Now, back to that first column of numbers appearing in Minitab's plot. That column contains what are called depths. The depths are the frequencies accumulated from the top of the plot and the bottom of the plot until they converge in the middle. For example, the first number in the depths column is a 1. It comes from the fact that there is just one number in the first (6) stem. The second number in the depths column is also a 1. It comes from the fact that there is 1 leaf in the first (6) stem and 0 leaves in the second (the first 7) stem, and so 1 + 0 = 1. The third number in the depths column is a 3. It comes from the fact that there is 1 leaf in the first (6) stem, 0 leaves in the second (the first 7) stem, and 2 leaves in the third (the second 7) stem, and so 1 + 0 + 2 = 3. Minitab continues accumulating numbers down the column until it reaches 32 in the last 9 stem.

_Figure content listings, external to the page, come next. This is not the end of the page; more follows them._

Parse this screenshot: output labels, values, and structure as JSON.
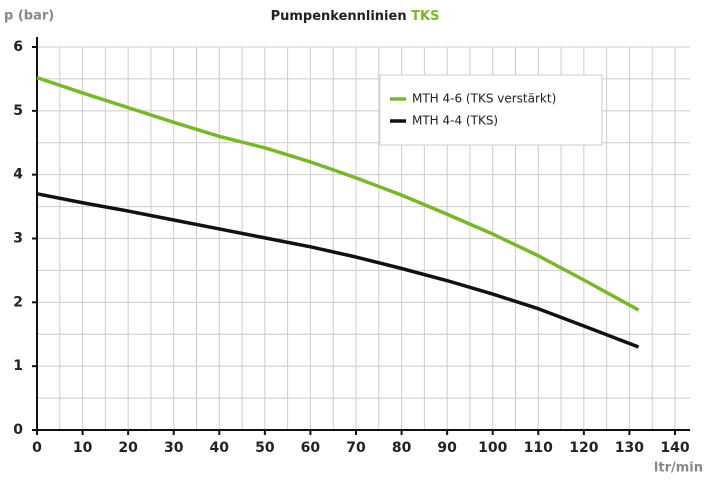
{
  "chart_data": {
    "type": "line",
    "title": "Pumpenkennlinien",
    "title_highlight": "TKS",
    "title_highlight_color": "#76b82a",
    "y_label": "p (bar)",
    "x_label": "ltr/min",
    "x": [
      0,
      10,
      20,
      30,
      40,
      50,
      60,
      70,
      80,
      90,
      100,
      110,
      120,
      132
    ],
    "series": [
      {
        "name": "MTH 4-6 (TKS verstärkt)",
        "color": "#76b82a",
        "values": [
          5.52,
          5.28,
          5.05,
          4.82,
          4.6,
          4.42,
          4.2,
          3.95,
          3.68,
          3.38,
          3.07,
          2.73,
          2.35,
          1.88
        ]
      },
      {
        "name": "MTH 4-4 (TKS)",
        "color": "#111111",
        "values": [
          3.7,
          3.56,
          3.43,
          3.29,
          3.15,
          3.01,
          2.87,
          2.71,
          2.53,
          2.34,
          2.13,
          1.9,
          1.63,
          1.3
        ]
      }
    ],
    "xlim": [
      0,
      140
    ],
    "xticks": [
      0,
      10,
      20,
      30,
      40,
      50,
      60,
      70,
      80,
      90,
      100,
      110,
      120,
      130,
      140
    ],
    "ylim": [
      0,
      6
    ],
    "yticks": [
      0,
      1,
      2,
      3,
      4,
      5,
      6
    ],
    "x_minor_grid": [
      5,
      15,
      25,
      35,
      45,
      55,
      65,
      75,
      85,
      95,
      105,
      115,
      125,
      135
    ],
    "y_minor_grid": [
      0.5,
      1.5,
      2.5,
      3.5,
      4.5,
      5.5
    ],
    "grid": true,
    "legend": "upper right"
  }
}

Then, Minitab starts accumulating from the bottom of the plot. The 5 in the depths column comes, for example, from the fact that there is 1 leaf in the last (14) stem, 1 leaf in the second 13 stem, 0 leaves in the first 13 stem, 1 leaf in the second 12 stem, and 2 leaves in the first 12 stem, and so 1 + 1+ 0 + 1 + 2 = 5.
Let's take a look at another example.
Example 13-4 Section
Let's consider a random sample of 20 concentrations of calcium carbonate (\(CaCO_3\)) in milligrams per liter.
130.8 | 129.9 | 131.5 | 131.2 | 129.5 | 132.7 | 131.5 | 127. | 133.7 |
132.2 | 134.8 | 131.7 | 133.9 | 129.8 | 131.4 | 12.8 | 132.7 | 132.8 |
131.4 | 131.3 |
Create a stem-and-leaf plot of the data.
Solution
Let's take the efficient route, as most anyone would likely be taken in practice, by letting Minitab generate the plot for us:
Minitab tells us that the leaf unit is 0.1, so that the stem of 127 and leaf of 8 represents the number 127.8. The depths column contains something a little different here, namely the 7 with parentheses around it. It seems that Minitab's algorithm for calculating the depths differs a bit here. It still accumulates the values from the top and the bottom, but it stops in each direction when it reaches the row containing the middle value (median) of the sample. The frequency of that row containing the median is simply placed in parentheses. That is, the median of the 20 numbers is 131.45. Therefore, because the 131 stem contains 7 leaves, the depths column for that row contains a 7 in parentheses.
In our previous example, the median of the 64 IQs is 99.5. Because 99.5 falls between two rows of the display, namely between the stems 99 and 100, Minitab calculates the depths instead as described in that example, and omits the whole "parentheses around the frequency of the median row" thing.